Hot Comb, the first book by U.S. cartoonist Ebony Flowers, is a sophisticated entry into this topic, by turns heartbreaking and joyous. Composed of eight short stories about African-American girls and women, Hot Comb takes us through such coming-of-age experiences as hair shame, chemical straightening, burned scalps, braiding, afros and ultimately hair acceptance.

A self-portrait illustration of author Ebony Flowers.
A self-portrait illustration of author Ebony Flowers.

Along the way, we meet black girls being bullied by their white peers, black women being exoticized by white men, black girls and women encouraging each other to have “good” hair, and black mothers ambivalent about letting their daughters start the spiral of straightening treatments. Flowers shows us the internalized racism that can lead to self-harm and depression, but also shows us the important bonding that takes place between girls and women in scenes of mothers braiding their daughters’ hair, “aunties” initiating teenagers into perms and friends encouraging each other to go natural. Read together, these stories tell a collective coming-of-age story that ends on a hopeful, liberating note of black women’s hair, body, and self-acceptance.

Flowers is a cartoonist, ethnographer and teacher who was born in Maryland and now lives in Denver. She wrote her PhD thesis in curriculum and instruction at the University of Wisconsin-Madison largely as a comic, and won a 2017 Rona Jaffe Award for emerging women writers. Fans of cartoonist Lynda Barry may not be surprised to learn that Flowers has studied and worked with her. Like Barry, Flowers focuses on girlhood and sees drawing as a way to both tap into creativity and develop new forms of teaching and scholarship.

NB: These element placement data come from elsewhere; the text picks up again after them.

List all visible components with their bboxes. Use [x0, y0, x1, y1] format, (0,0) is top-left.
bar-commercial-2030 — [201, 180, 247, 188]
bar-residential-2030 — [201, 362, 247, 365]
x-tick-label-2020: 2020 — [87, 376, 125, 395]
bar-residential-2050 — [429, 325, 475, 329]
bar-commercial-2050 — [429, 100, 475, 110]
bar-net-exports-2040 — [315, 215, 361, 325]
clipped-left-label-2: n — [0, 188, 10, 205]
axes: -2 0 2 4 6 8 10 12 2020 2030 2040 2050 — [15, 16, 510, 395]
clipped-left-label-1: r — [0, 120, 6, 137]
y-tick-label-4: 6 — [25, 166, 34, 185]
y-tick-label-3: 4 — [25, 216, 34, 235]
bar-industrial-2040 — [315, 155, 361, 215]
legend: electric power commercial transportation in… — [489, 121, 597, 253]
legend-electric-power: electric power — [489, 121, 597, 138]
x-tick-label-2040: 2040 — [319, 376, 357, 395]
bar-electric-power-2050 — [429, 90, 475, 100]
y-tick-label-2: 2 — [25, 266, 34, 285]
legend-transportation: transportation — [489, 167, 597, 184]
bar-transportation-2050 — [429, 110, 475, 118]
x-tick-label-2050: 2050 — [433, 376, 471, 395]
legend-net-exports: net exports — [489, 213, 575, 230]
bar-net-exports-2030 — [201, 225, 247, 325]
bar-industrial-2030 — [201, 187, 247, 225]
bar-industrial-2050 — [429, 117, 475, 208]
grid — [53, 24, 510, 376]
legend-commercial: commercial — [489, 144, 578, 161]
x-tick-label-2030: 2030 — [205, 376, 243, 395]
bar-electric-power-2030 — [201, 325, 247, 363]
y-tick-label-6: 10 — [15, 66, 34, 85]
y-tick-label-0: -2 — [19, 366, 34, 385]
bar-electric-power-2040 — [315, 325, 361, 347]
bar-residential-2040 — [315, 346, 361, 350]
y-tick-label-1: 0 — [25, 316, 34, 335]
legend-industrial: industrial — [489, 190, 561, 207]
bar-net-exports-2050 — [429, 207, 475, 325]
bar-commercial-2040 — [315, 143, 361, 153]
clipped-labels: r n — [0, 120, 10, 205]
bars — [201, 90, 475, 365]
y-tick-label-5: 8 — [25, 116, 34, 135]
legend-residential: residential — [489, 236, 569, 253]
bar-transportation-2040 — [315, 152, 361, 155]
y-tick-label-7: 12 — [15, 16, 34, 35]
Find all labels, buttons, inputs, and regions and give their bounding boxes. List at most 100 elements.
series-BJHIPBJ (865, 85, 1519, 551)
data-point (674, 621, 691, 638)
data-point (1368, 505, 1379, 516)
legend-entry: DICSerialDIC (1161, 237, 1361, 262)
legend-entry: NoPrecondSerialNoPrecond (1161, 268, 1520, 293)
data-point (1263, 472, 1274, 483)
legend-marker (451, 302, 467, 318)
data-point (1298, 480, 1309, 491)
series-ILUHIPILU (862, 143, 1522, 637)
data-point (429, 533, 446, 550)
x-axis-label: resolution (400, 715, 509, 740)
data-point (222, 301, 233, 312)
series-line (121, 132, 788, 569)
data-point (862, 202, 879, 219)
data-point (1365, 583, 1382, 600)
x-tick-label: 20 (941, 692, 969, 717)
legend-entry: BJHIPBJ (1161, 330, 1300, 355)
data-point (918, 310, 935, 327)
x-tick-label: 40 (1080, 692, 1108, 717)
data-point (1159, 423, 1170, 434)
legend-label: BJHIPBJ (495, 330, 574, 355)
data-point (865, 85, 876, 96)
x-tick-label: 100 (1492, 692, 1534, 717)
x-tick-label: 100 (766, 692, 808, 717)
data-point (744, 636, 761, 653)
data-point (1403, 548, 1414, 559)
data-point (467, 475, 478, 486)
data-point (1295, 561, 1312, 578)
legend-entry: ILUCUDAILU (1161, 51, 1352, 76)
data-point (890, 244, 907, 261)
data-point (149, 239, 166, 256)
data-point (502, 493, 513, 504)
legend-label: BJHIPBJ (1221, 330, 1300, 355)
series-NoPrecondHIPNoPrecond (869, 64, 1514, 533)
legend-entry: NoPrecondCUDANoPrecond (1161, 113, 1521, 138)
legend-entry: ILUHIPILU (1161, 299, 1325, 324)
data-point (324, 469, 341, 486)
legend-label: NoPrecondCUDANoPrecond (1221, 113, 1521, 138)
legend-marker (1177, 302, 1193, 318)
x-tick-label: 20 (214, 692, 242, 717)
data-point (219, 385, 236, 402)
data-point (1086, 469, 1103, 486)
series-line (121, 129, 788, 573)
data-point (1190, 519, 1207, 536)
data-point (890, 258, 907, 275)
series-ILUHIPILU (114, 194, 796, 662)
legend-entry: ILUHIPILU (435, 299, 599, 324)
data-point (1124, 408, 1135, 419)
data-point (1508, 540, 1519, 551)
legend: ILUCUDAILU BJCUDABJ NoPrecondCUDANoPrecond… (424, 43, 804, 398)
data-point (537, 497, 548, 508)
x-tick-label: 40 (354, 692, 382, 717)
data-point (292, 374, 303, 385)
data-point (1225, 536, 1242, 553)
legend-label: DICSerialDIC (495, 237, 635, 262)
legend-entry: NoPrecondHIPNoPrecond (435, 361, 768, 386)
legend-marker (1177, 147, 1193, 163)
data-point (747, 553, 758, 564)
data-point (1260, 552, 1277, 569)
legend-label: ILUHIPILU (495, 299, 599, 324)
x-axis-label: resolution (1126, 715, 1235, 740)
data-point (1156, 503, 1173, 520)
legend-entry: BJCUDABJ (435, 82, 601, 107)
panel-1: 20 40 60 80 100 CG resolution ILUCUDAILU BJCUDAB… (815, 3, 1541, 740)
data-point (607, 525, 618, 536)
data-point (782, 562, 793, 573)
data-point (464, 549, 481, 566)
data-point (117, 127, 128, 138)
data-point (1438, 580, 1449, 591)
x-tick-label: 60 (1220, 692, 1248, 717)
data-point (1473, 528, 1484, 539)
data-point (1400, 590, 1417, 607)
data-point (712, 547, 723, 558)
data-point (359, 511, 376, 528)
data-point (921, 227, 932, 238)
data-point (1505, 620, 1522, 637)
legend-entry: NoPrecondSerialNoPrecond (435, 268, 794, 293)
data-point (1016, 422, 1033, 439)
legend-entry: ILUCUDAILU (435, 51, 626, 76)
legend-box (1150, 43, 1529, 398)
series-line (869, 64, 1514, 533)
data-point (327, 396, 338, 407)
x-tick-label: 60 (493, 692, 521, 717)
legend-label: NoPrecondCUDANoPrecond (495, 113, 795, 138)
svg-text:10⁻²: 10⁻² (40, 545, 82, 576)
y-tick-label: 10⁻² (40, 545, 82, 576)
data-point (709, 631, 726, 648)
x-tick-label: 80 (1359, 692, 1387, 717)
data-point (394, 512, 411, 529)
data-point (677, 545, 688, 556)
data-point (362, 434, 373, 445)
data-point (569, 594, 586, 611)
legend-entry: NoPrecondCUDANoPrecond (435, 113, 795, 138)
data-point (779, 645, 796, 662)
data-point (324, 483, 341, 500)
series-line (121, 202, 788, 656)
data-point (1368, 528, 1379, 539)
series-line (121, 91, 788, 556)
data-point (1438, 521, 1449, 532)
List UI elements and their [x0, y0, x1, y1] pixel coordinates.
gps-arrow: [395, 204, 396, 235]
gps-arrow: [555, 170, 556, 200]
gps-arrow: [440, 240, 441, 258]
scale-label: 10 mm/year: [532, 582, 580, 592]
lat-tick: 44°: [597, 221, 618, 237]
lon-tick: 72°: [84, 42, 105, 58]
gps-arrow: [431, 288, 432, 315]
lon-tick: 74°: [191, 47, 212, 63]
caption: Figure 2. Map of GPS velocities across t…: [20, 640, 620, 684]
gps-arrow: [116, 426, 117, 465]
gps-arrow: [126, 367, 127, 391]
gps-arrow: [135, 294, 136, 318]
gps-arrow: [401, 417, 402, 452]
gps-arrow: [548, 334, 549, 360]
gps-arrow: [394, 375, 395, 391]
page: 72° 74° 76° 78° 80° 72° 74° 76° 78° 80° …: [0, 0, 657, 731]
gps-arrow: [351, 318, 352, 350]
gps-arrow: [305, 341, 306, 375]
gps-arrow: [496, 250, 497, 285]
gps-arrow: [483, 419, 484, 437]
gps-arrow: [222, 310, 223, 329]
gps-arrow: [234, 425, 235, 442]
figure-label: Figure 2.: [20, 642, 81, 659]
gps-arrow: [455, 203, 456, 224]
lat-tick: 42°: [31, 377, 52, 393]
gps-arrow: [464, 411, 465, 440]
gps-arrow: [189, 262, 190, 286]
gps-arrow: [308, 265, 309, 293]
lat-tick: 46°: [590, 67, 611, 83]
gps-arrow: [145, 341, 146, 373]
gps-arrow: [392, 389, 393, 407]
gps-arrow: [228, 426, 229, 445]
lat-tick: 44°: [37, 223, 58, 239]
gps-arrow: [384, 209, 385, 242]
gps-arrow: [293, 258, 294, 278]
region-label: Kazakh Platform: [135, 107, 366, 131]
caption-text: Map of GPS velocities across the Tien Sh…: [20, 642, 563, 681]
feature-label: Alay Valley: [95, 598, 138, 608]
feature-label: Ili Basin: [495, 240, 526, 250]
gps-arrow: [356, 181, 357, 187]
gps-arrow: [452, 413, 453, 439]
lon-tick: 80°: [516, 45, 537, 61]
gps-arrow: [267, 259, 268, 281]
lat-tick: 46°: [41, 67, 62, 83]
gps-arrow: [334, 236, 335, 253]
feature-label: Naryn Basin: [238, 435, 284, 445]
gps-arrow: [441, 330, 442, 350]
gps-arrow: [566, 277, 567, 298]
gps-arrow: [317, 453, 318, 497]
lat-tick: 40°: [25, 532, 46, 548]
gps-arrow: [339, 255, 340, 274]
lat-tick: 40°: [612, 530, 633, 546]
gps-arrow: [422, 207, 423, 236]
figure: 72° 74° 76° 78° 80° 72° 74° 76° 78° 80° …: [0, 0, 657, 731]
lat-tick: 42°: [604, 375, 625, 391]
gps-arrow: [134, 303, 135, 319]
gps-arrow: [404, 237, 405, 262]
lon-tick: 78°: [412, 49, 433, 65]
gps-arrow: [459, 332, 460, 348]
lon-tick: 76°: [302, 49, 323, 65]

Because she is a trained ethnographer, another comparison is to the early 20th-century African-American writer and anthropologist Zora Neale Hurston. Like Hurston, Flowers is an artist-folklorist, using her creative talents to capture the tones, rhythms and everyday lives of black women with an unflinching yet loving eye and ear.

The title comic is also the first and the longest, using first-person perspective in a coming-of-age graphic memoir about Ebony’s introduction to harsh chemical hair relaxing. Having moved from a predominantly white trailer park to a black neighbourhood in Baltimore, Ebony is suddenly made aware of her “bad” hair by other black girls.

Her mother finally relents to Ebony’s pleas to have a hair salon straightening perm. Ironically, when she returns to her neighbourhood with her new hairdo, the black boys at her school tell her she looks “dumb.”

The final story, Last Angolan Saturday, is another standout. Moving from the U.S. to Angola, Flowers begins with three 20-something black friends doing each other’s hair and then deciding to go to the beach.

When they get stuck in traffic, we see them discussing local politics alongside the problems of finding someone in the U.S. who can match Angolan women’s elaborate cornrow designs. They eventually arrive at the beach, and the book ends with a glorious scene of the friends finding their voices.

Flowers has a scribbly, sketchy, black-and-white style that works well for these intimate, honest and beguiling stories.

Throughout, Hot Comb provides a glimpse into a set of very specific gendered, racialized and generational experiences that are nevertheless relatable for any reader who has experienced growing pains, complex family dynamics and struggles with self-image and identity.

Hot Comb is a vibrant entry into the growing genre of coming-of-age comics that uses the intricate politics of hair to draw complex portraits of the lives of black girls and women.

A panel from the graphic novel Hot Comb.
A panel from the graphic novel Hot Comb.

Candida Rifkind is an associate professor in the department of English at the University of Winnipeg, where she teaches and researches comics, graphic narratives and Canadian literature and culture.